Одно достоверно и подтверждалось письмами: настроение Чехова в январе резко упало. По некоторым оговоркам можно предположить, что он опять, как год назад, приводил в порядок свои финансовые дела. На всякий случай.
Получив по договору с Марксом вторую часть денег, Чехов положил половину в банк на имя сестры на три года, то есть она смогла бы взять их через этот срок. Одну тысячу он послал старшему брату, как и обещал осенью минувшего года. Б
Отношения Чехова с братом окончательно охладели. Дело в том, что Михаил Павлович в который раз пытался перебраться на новое лучшее место с помощью Суворина. Еще год назад он просил о протекции, но Чехов сказал, что не может ничего придумать. В декабре 1899 года ярославский чиновник напрямую обратился к Суворину: «Вы всё можете. Вся моя судьба до сих пор была в Ваших руках: я вновь поручаю ее Вам. <…> Вы моя единственная надежда!» Суворин мог подумать, что Михаил Павлович действовал с согласия брата и, может быть, расценил это как знак к возобновлению отношений. Так что его неожиданное январское письмо в Ялту случилось не «вдруг». Он готов был в очередной раз составить протекцию, но, видимо, ждал, что об этом попросит сам Чехов. Однако в ответном письме нет ни слова о Михаиле. Чехов не знал об обращениях младшего брата.
Тогда Суворин дал понять своему вечному протеже, что такие вопросы лучше решать при личной встрече. Но даже после состоявшегося разговора Михаил Павлович, возможно, не понял, что он сам и его карьера безразличны Суворину, что тот всего лишь попытался через него вернуть былые отношения с Чеховым. 26 января, вернувшись из Петербурга в Ярославль, он накатал в Ялту огромное письмо. Описал слезы Суворина, волнение и «пылающие щеки» Анны Ивановны. Изложил точку зрения Алексея Сергеевича на причины расхождения: «Антоша не захотел простить моей газете ее направления. <…> Я знаю это… <…> Я помню, как еще в Ницце, когда мы с Антоном Павловичем шли поберегу, или, кажется, по какому-то говенному бульвару, я спросил у Чехова: „Отчего Вы не пишете в ‘Новом времени’?“ И Чехов вдруг сверкнул глазами, как только может сверкать он один, и сказал резко: „Оставим этот разговор“. Я отлично помню это».

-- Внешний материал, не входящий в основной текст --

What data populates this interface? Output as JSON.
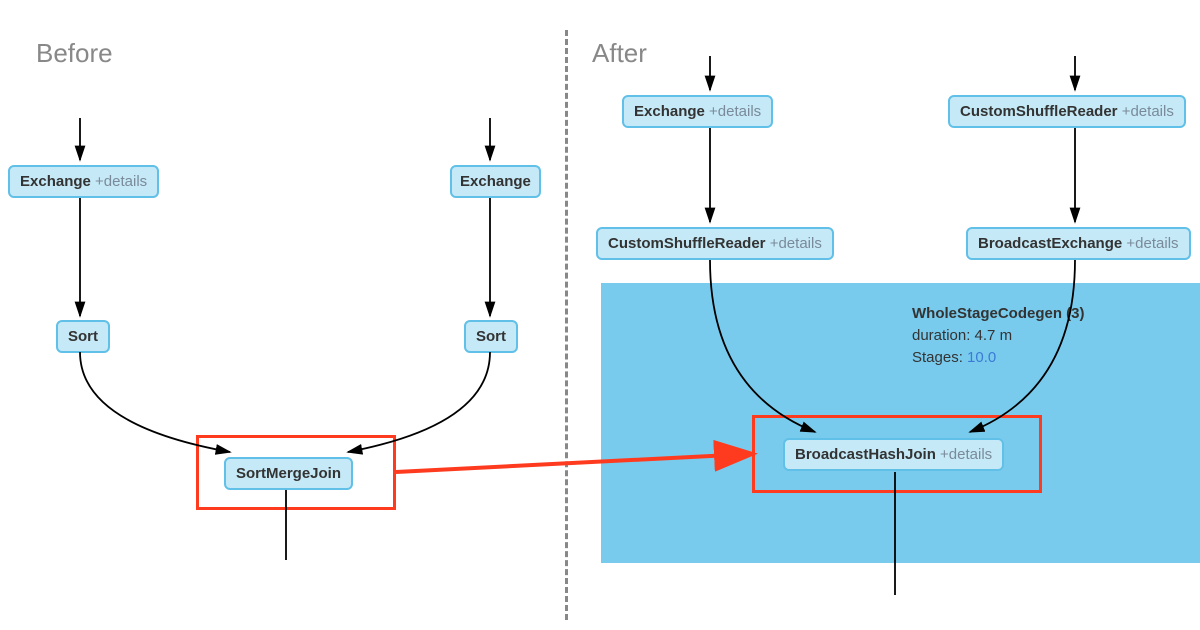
{
  "titles": {
    "before": "Before",
    "after": "After"
  },
  "details_label": "+details",
  "before": {
    "exchange1": "Exchange",
    "exchange2": "Exchange",
    "sort1": "Sort",
    "sort2": "Sort",
    "join": "SortMergeJoin"
  },
  "after": {
    "exchange": "Exchange",
    "csr_top": "CustomShuffleReader",
    "csr_left": "CustomShuffleReader",
    "bcast_ex": "BroadcastExchange",
    "bhj": "BroadcastHashJoin",
    "codegen": {
      "title": "WholeStageCodegen (3)",
      "duration_label": "duration:",
      "duration_value": "4.7 m",
      "stages_label": "Stages:",
      "stages_value": "10.0"
    }
  }
}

Суворин высказался и насчет договора с Марксом: «Нет, нет, здесь есть что-то темное, необъяснимое… <…> Конечно, я сознаю, что у нас относительно Чехова был непорядок… Мы теряли его рукописи, путали счеты. Я знаю это и сознаю, что это скверно. <…> Нет, Чехов не искренен!» Михаил Павлович передал, уверяя, что старается «сохранить точные слова», отношение Суворина к Чехову: «Я ужасно любил и люблю Антона. Знаете, с ним я молодею… Ни с кем в моей жизни я не был так откровенен, как с ним… И что это за милый, великолепный человек! Я с радостью выдал бы за него Настю».